A dedicated internationalist, he was a supporter of Esperanto. He described patriotism as “a backwards, inopportune and harmful idea”, “a senseless doctrine” fostered by governors holding their people in subjection. He died alone in 1910, having witnessed without sympathy the first stages of the decline of the empire of which he was a child. His name was Leo Tolstoy.
Tolstoy’s ideas are as searingly relevant today as they ever were and man’s progress comes across like the negative image of the mediocre tyrant who thinks he is a new tsar, sowing death and destruction to restore the territorial integrity of the old Empire and its system of values. But to this day, there are Russian citizens who are closer to Tolstoy than they are to Putin; on the day of the invasion, they began to protest in their masses: at least 1800 have been arrested to date. This immediate repression was condemned by the UN, but is by no means over.
In 1992, following the dissolution of the USSR, the Treaty of Maastricht instituted a common foreign and security policy, one of the aims of which was to maintain peace and reinforce international security.
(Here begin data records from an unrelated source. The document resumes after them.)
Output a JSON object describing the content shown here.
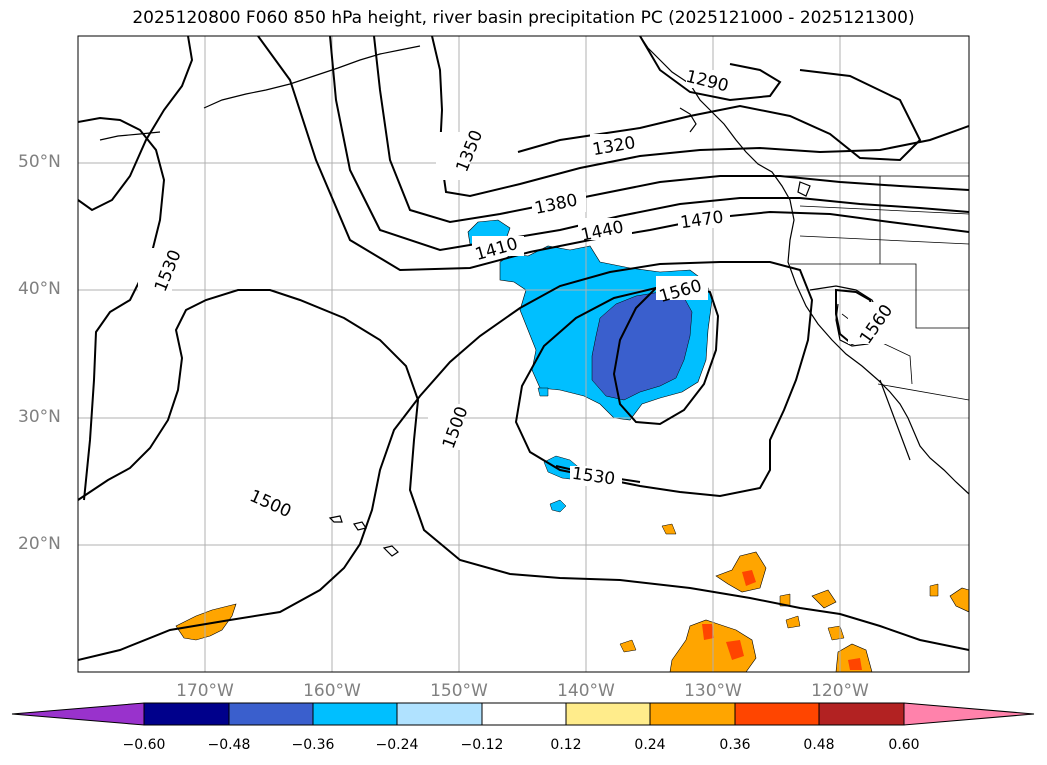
{
  "title": "2025120800 F060 850 hPa height, river basin precipitation PC (2025121000 - 2025121300)",
  "map": {
    "projection": "cylindrical",
    "lat_ticks": [
      "50°N",
      "40°N",
      "30°N",
      "20°N"
    ],
    "lon_ticks": [
      "170°W",
      "160°W",
      "150°W",
      "140°W",
      "130°W",
      "120°W"
    ],
    "grid": true,
    "contour_variable": "850 hPa height",
    "contour_labels": [
      "1290",
      "1320",
      "1350",
      "1380",
      "1410",
      "1440",
      "1470",
      "1500",
      "1500",
      "1530",
      "1530",
      "1560",
      "1560"
    ]
  },
  "colorbar": {
    "ticks": [
      "−0.60",
      "−0.48",
      "−0.36",
      "−0.24",
      "−0.12",
      "0.12",
      "0.24",
      "0.36",
      "0.48",
      "0.60"
    ],
    "colors": [
      "#9932cc",
      "#00008b",
      "#3a5fcd",
      "#00bfff",
      "#b0e2ff",
      "#ffffff",
      "#ffec8b",
      "#ffa500",
      "#ff4500",
      "#b22222",
      "#ff82ab"
    ],
    "extend": "both"
  }
}
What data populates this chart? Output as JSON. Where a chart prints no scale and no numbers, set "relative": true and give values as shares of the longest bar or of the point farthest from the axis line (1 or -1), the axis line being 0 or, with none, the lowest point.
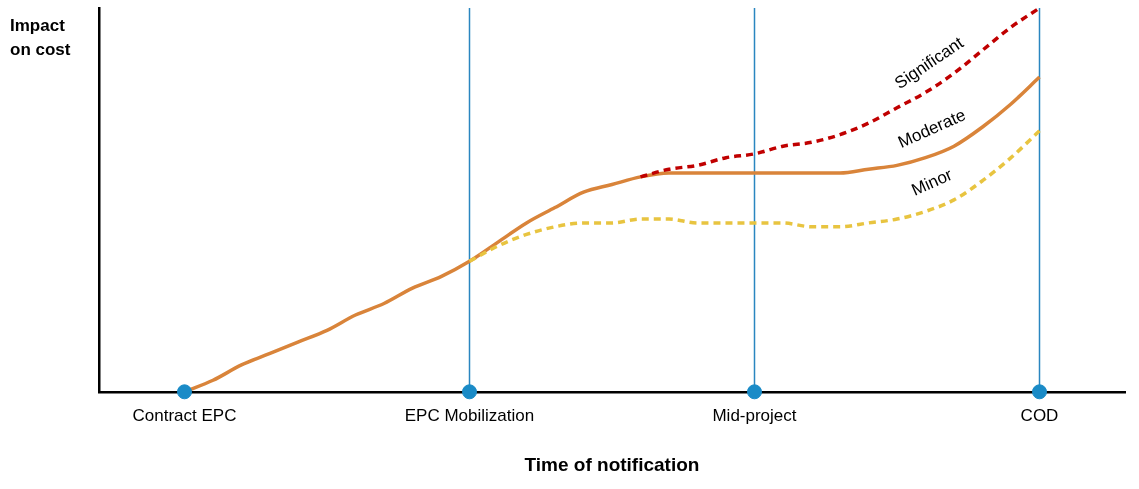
{
  "chart_data": {
    "type": "line",
    "relative": true,
    "xlabel": "Time of notification",
    "ylabel": "Impact on cost",
    "categories": [
      null,
      null,
      null,
      "Contract EPC",
      null,
      null,
      null,
      null,
      null,
      null,
      null,
      null,
      null,
      "EPC Mobilization",
      null,
      null,
      null,
      null,
      null,
      null,
      null,
      null,
      null,
      "Mid-project",
      null,
      null,
      null,
      null,
      null,
      null,
      null,
      null,
      null,
      "COD",
      null,
      null,
      null
    ],
    "ref_lines": [
      {
        "axis": "x",
        "value": "EPC Mobilization",
        "color": "#2a86c0"
      },
      {
        "axis": "x",
        "value": "Mid-project",
        "color": "#2a86c0"
      },
      {
        "axis": "x",
        "value": "COD",
        "color": "#2a86c0"
      }
    ],
    "grid": false,
    "legend": false,
    "marker": "none",
    "series": [
      {
        "name": "Significant",
        "color": "#c00000",
        "line_style": "dashed",
        "values": [
          null,
          null,
          null,
          null,
          null,
          null,
          null,
          null,
          null,
          null,
          null,
          null,
          null,
          null,
          null,
          null,
          null,
          null,
          null,
          0.56,
          0.58,
          0.59,
          0.61,
          0.62,
          0.64,
          0.65,
          0.67,
          0.7,
          0.74,
          0.78,
          0.83,
          0.89,
          0.95,
          1.0,
          null,
          null,
          null
        ]
      },
      {
        "name": "Minor",
        "color": "#e8c440",
        "line_style": "dashed",
        "values": [
          null,
          null,
          null,
          null,
          null,
          null,
          null,
          null,
          null,
          null,
          null,
          null,
          null,
          0.34,
          0.38,
          0.41,
          0.43,
          0.44,
          0.44,
          0.45,
          0.45,
          0.44,
          0.44,
          0.44,
          0.44,
          0.43,
          0.43,
          0.44,
          0.45,
          0.47,
          0.5,
          0.55,
          0.61,
          0.68,
          null,
          null,
          null
        ]
      },
      {
        "name": "Moderate",
        "color": "#d9843a",
        "line_style": "solid",
        "values": [
          null,
          null,
          null,
          0,
          0.03,
          0.07,
          0.1,
          0.13,
          0.16,
          0.2,
          0.23,
          0.27,
          0.3,
          0.34,
          0.39,
          0.44,
          0.48,
          0.52,
          0.54,
          0.56,
          0.57,
          0.57,
          0.57,
          0.57,
          0.57,
          0.57,
          0.57,
          0.58,
          0.59,
          0.61,
          0.64,
          0.69,
          0.75,
          0.82,
          null,
          null,
          null
        ]
      },
      {
        "type": "scatter",
        "color": "#1a8bc7",
        "marker": "circle",
        "values": [
          null,
          null,
          null,
          0,
          null,
          null,
          null,
          null,
          null,
          null,
          null,
          null,
          null,
          0,
          null,
          null,
          null,
          null,
          null,
          null,
          null,
          null,
          null,
          0,
          null,
          null,
          null,
          null,
          null,
          null,
          null,
          null,
          null,
          0,
          null,
          null,
          null
        ]
      }
    ]
  }
}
It referred to a “common foreign and security policy including the eventual framing of a common defence policy, which might in time lead to a common defence” (article J.4(1)).
Thirty years have passed and this has apparently not been enough time. No doubt the tyrant of the Kremlin should be held accountable for his crimes, but history will also hold the European leaders to account for their failure to abide by this treaty, indirectly contributing to the conditions which have allowed the possibility of a war of destruction against a democratic state that is both neighbour and friend, even though it is linked to the European Union by a substantial association agreement.
Admittedly, the EU has pulled off the tour de force of making war between its own members impossible. However, it did not anticipate the exploitation, by the survivors of the former USSR, of a considerable degree of bitterness and frustration towards the West. The Treaty of Versailles humiliated Germany: twenty years later, a dangerous madman offered it revenge. The democracies underestimated him and were unprepared. They believed in democracy.
The European Union is an economic success story. Its basic premise, even though it invests in areas such as education and culture, remains guided by the economy and competitiveness. And the punishments for those who step out of line consist of hitting them – hard – in the wallet. Similarly, what it uses to bring to heel a regime that is trampling over the values of law, freedom and democracy is invariably ready-made economic and financial sanctions. But how can you negotiate with a despot who isn’t interested in the economy or values, but just the art of war? How do you reason with somebody who is evidently rational in his methodology, but verges on madness in his plans and arguments, as shown by his last two public speeches? Democratic Europe is way out of its comfort zone.
And this is where tragedy comes back in: a long period of peace at home does not guarantee that it will continue forever. It will have unfortunately brought about something that another great Russian, Aleksandr Solzhenitsyn, accurately predicted: the decline of courage (Harvard speech, 1978). This decline is particularly dangerous when dealing with an opponent who respects only force, however predictable he may be. It is particularly shocking in view of the courage shown by Ukrainian soldiers and those fighting for democracy in Russia and Belarus.